The Associated Press said in a report published on ABC News that a federal judge ruling affirmed the legality of the surveillance of New Jersey Muslims by the New York Police Department in their efforts to thwart future terrorism acts. US District Judge William Martini of Newark dismissed a 2012 lawsuit filed by eight Muslims who insisted that the surveillance efforts of the NYPD were a civil rights violation.
The plaintiffs in the lawsuit lodged against the department said that the programs of the NYPD were unconstitutional as it focused on race, religion and national origin. Moreover, the plaintiffs had accused the NYPD on spying on ordinary people in public places like mosques, restaurants and schools since 2002 in the state.
The news wire said that former Mayor Michael Bloomberg and ex-Police Commissioner Raymond Kelly were staunch supporters of the NYPD's anti-terrorism programs, and had said that the programs were vital to protect the city from acts of terrorism.
AP said the lawsuit came about after the news wire agency published a series of stories about how the NYPD conducted surveillance in several mosques and infiltrated Muslim student groups in New York and elsewhere based on confidential documents.
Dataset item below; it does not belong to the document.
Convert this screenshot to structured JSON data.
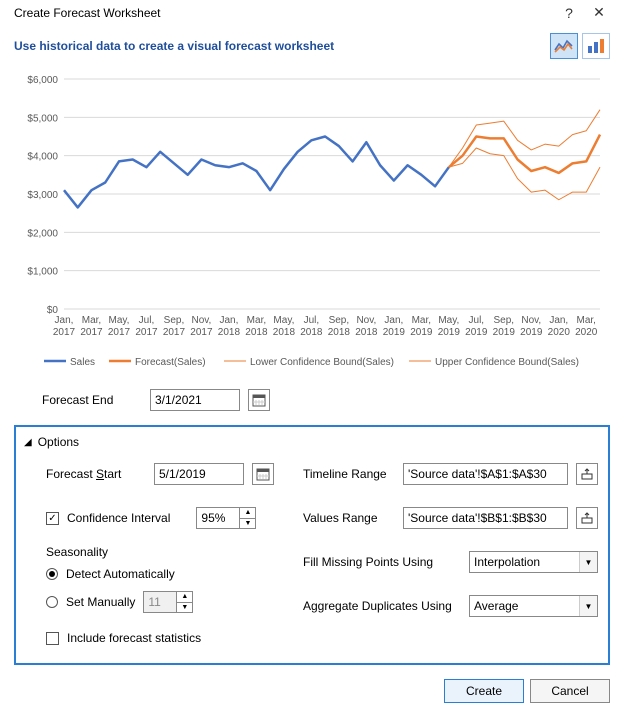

Martini blamed the AP for using the documents and ultimately for the decision itself.
"The Associated Press covertly obtained the materials and published them without authorization. Thus the injury, if any existed, is not fairly traceable to the city," Martini wrote in his ruling.
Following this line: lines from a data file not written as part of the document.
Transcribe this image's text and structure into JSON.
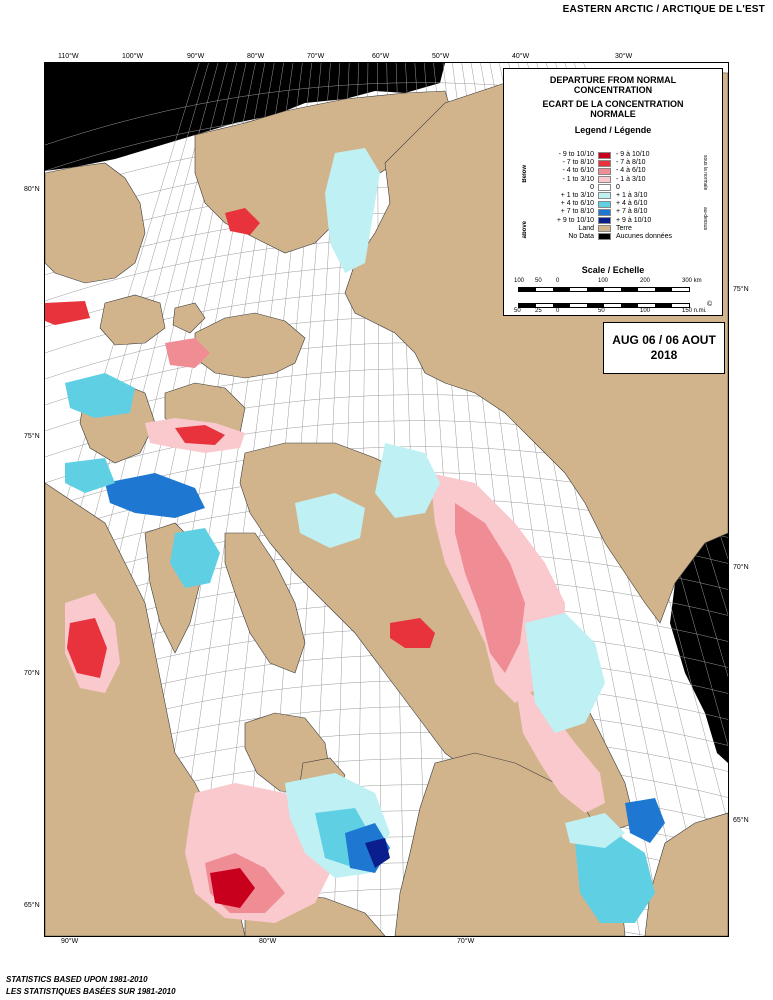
{
  "header": {
    "title": "EASTERN ARCTIC / ARCTIQUE DE L'EST"
  },
  "legend": {
    "title_en": [
      "DEPARTURE FROM NORMAL",
      "CONCENTRATION"
    ],
    "title_fr": [
      "ECART DE LA CONCENTRATION",
      "NORMALE"
    ],
    "legend_title": "Legend / Légende",
    "side_below": "Below",
    "side_above": "above",
    "side_right_top": "sous la normale",
    "side_right_bottom": "au-dessus",
    "rows": [
      {
        "en": "- 9 to 10/10",
        "fr": "- 9 à 10/10",
        "color": "#c8001e"
      },
      {
        "en": "- 7 to 8/10",
        "fr": "- 7 à 8/10",
        "color": "#e8323c"
      },
      {
        "en": "- 4 to 6/10",
        "fr": "- 4 à 6/10",
        "color": "#f08c94"
      },
      {
        "en": "- 1 to 3/10",
        "fr": "- 1 à 3/10",
        "color": "#f9c9cd"
      },
      {
        "en": "0",
        "fr": "0",
        "color": "#ffffff"
      },
      {
        "en": "+ 1 to 3/10",
        "fr": "+ 1 à 3/10",
        "color": "#bff0f4"
      },
      {
        "en": "+ 4 to 6/10",
        "fr": "+ 4 à 6/10",
        "color": "#5fd0e4"
      },
      {
        "en": "+ 7 to 8/10",
        "fr": "+ 7 à 8/10",
        "color": "#1e78d2"
      },
      {
        "en": "+ 9 to 10/10",
        "fr": "+ 9 à 10/10",
        "color": "#0a1e8c"
      },
      {
        "en": "Land",
        "fr": "Terre",
        "color": "#d2b48c"
      },
      {
        "en": "No Data",
        "fr": "Aucunes données",
        "color": "#000000"
      }
    ],
    "scale_title": "Scale / Echelle",
    "scale_km": [
      "100",
      "50",
      "0",
      "100",
      "200",
      "300 km"
    ],
    "scale_nm": [
      "50",
      "25",
      "0",
      "50",
      "100",
      "150 n.mi."
    ],
    "copyright": "©"
  },
  "date": {
    "line1": "AUG 06 / 06 AOUT",
    "line2": "2018"
  },
  "graticule": {
    "top_lon": [
      "110°W",
      "100°W",
      "90°W",
      "80°W",
      "70°W",
      "60°W",
      "50°W",
      "40°W",
      "30°W"
    ],
    "bottom_lon": [
      "90°W",
      "80°W",
      "70°W"
    ],
    "left_lat": [
      "80°N",
      "75°N",
      "70°N",
      "65°N"
    ],
    "right_lat": [
      "75°N",
      "70°N",
      "65°N"
    ]
  },
  "footer": {
    "line1": "STATISTICS BASED UPON 1981-2010",
    "line2": "LES STATISTIQUES BASÉES SUR 1981-2010"
  },
  "colors": {
    "land": "#d2b48c",
    "nodata": "#000000",
    "water": "#ffffff",
    "grid": "#9a9a9a"
  }
}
The Center for Constitutional Rights in New York and the California-based civil rights organization Muslim Advocates said that the ruling was troubling for the Muslim communities in the US. CCR Legal Director Baher Azmy said, "In addition to willfully ignoring the harm that our innocent clients suffered from the NYPD's illegal spying program, by upholding the NYPD's blunderbuss Muslim surveillance practices, the court's decision gives legal sanction to the targeted discrimination of Muslims anywhere and everywhere in this country, without limitation, for no other reason than their religion."